La lutte contre la résistance aux antimicrobiens ne se résume pas à des actes philanthropiques conciliant incitations commerciales et ingéniosité technique; elle exige également une réorientation de la stratégie et des priorités en matière de santé mondiale. L’OMS, par exemple, a réalisé des progrès grâce à des systèmes tels que le système de classification des antibiotiques (AWaRe) afin d’optimiser la gestion des antibiotiques et de souligner l’importance d’une utilisation appropriée. Elle a également lancé le Système mondial de surveillance de la résistance aux antimicrobiens (GLASS), qui est le premier effort de collaboration à l’échelle mondiale visant à normaliser la surveillance de la RAM. Néanmoins, dans les pays à revenu faible et intermédiaire, l’utilisation de programmes de surveillance reste limitée, ce qui rend difficile l’identification des besoins pour un produit en particulier.

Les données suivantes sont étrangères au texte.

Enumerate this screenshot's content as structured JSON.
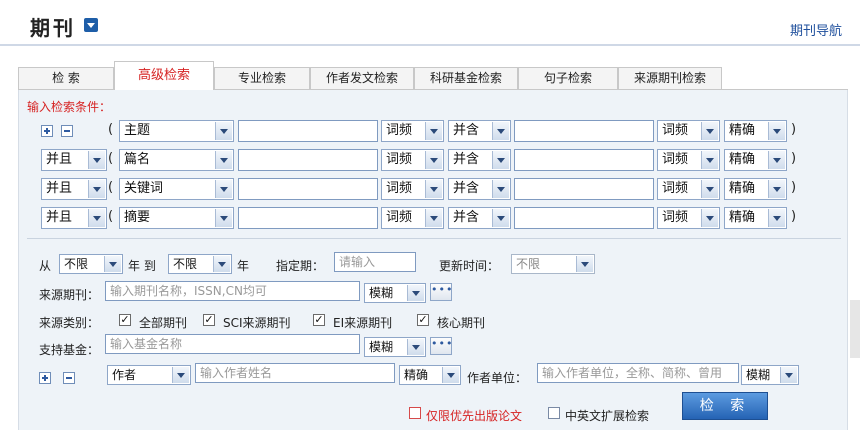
{
  "header": {
    "title": "期刊",
    "nav_link": "期刊导航"
  },
  "tabs": [
    "检 索",
    "高级检索",
    "专业检索",
    "作者发文检索",
    "科研基金检索",
    "句子检索",
    "来源期刊检索"
  ],
  "active_tab": "高级检索",
  "conditions_label": "输入检索条件：",
  "rows": [
    {
      "logic": "",
      "field": "主题",
      "freq1": "词频",
      "join": "并含",
      "freq2": "词频",
      "match": "精确"
    },
    {
      "logic": "并且",
      "field": "篇名",
      "freq1": "词频",
      "join": "并含",
      "freq2": "词频",
      "match": "精确"
    },
    {
      "logic": "并且",
      "field": "关键词",
      "freq1": "词频",
      "join": "并含",
      "freq2": "词频",
      "match": "精确"
    },
    {
      "logic": "并且",
      "field": "摘要",
      "freq1": "词频",
      "join": "并含",
      "freq2": "词频",
      "match": "精确"
    }
  ],
  "time": {
    "from_label": "从",
    "from_value": "不限",
    "year_to_label": "年 到",
    "to_value": "不限",
    "year_label": "年",
    "period_label": "指定期：",
    "period_placeholder": "请输入",
    "update_label": "更新时间：",
    "update_value": "不限"
  },
  "source": {
    "label": "来源期刊：",
    "placeholder": "输入期刊名称，ISSN,CN均可",
    "match": "模糊"
  },
  "source_type": {
    "label": "来源类别：",
    "options": [
      {
        "label": "全部期刊",
        "checked": true
      },
      {
        "label": "SCI来源期刊",
        "checked": true
      },
      {
        "label": "EI来源期刊",
        "checked": true
      },
      {
        "label": "核心期刊",
        "checked": true
      }
    ]
  },
  "fund": {
    "label": "支持基金：",
    "placeholder": "输入基金名称",
    "match": "模糊"
  },
  "author": {
    "field": "作者",
    "placeholder": "输入作者姓名",
    "match": "精确",
    "unit_label": "作者单位：",
    "unit_placeholder": "输入作者单位，全称、简称、曾用",
    "unit_match": "模糊"
  },
  "options": {
    "priority_label": "仅限优先出版论文",
    "bilingual_label": "中英文扩展检索"
  },
  "search_button": "检 索",
  "colors": {
    "accent_red": "#d62323",
    "link_blue": "#1e4f9c",
    "button_blue": "#2563b4",
    "panel_bg": "#eef3f8"
  }
}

La lutte contre la résistance aux antimicrobiens nécessite une modification de la stratégie mondiale en matière de santé, conformément aux principes de l’initiative “Une seule santé”. “Une seule santé” est une approche globale, multidisciplinaire et multisectorielle qui vise à répondre aux enjeux sanitaires à l’échelle mondiale, y compris la résistance aux antimicrobiens, et qui fait intervenir des acteurs et des secteurs autres que ceux de la santé. Un protocole d’accord quadripartite a été signé par l’OMS, l’Organisation mondiale de la santé animale (OMSA), l’Organisation des Nations Unies pour l’alimentation et l’agriculture (FAO) et le Programme des Nations Unies pour l’environnement (PNUE) en 2022. Cet accord offre aux quatre organisations un cadre formel pour relever les défis que pose la RAM aux humains, aux animaux, aux plantes et aux écosystèmes, grâce à une approche plus intégrée et mieux coordonnée. C’est dans ce contexte qu’a été élaboré le Plan d’action conjoint “Une seule santé” (2022-2026), qui vise à favoriser le changement et la transformation nécessaires pour atténuer les effets des enjeux sanitaires actuels et futurs sur les humains, les animaux, les plantes et l’environnement aux niveaux mondial et national. En outre, l’OMPI soutient activement les travaux en cours dans le cadre de cette initiative.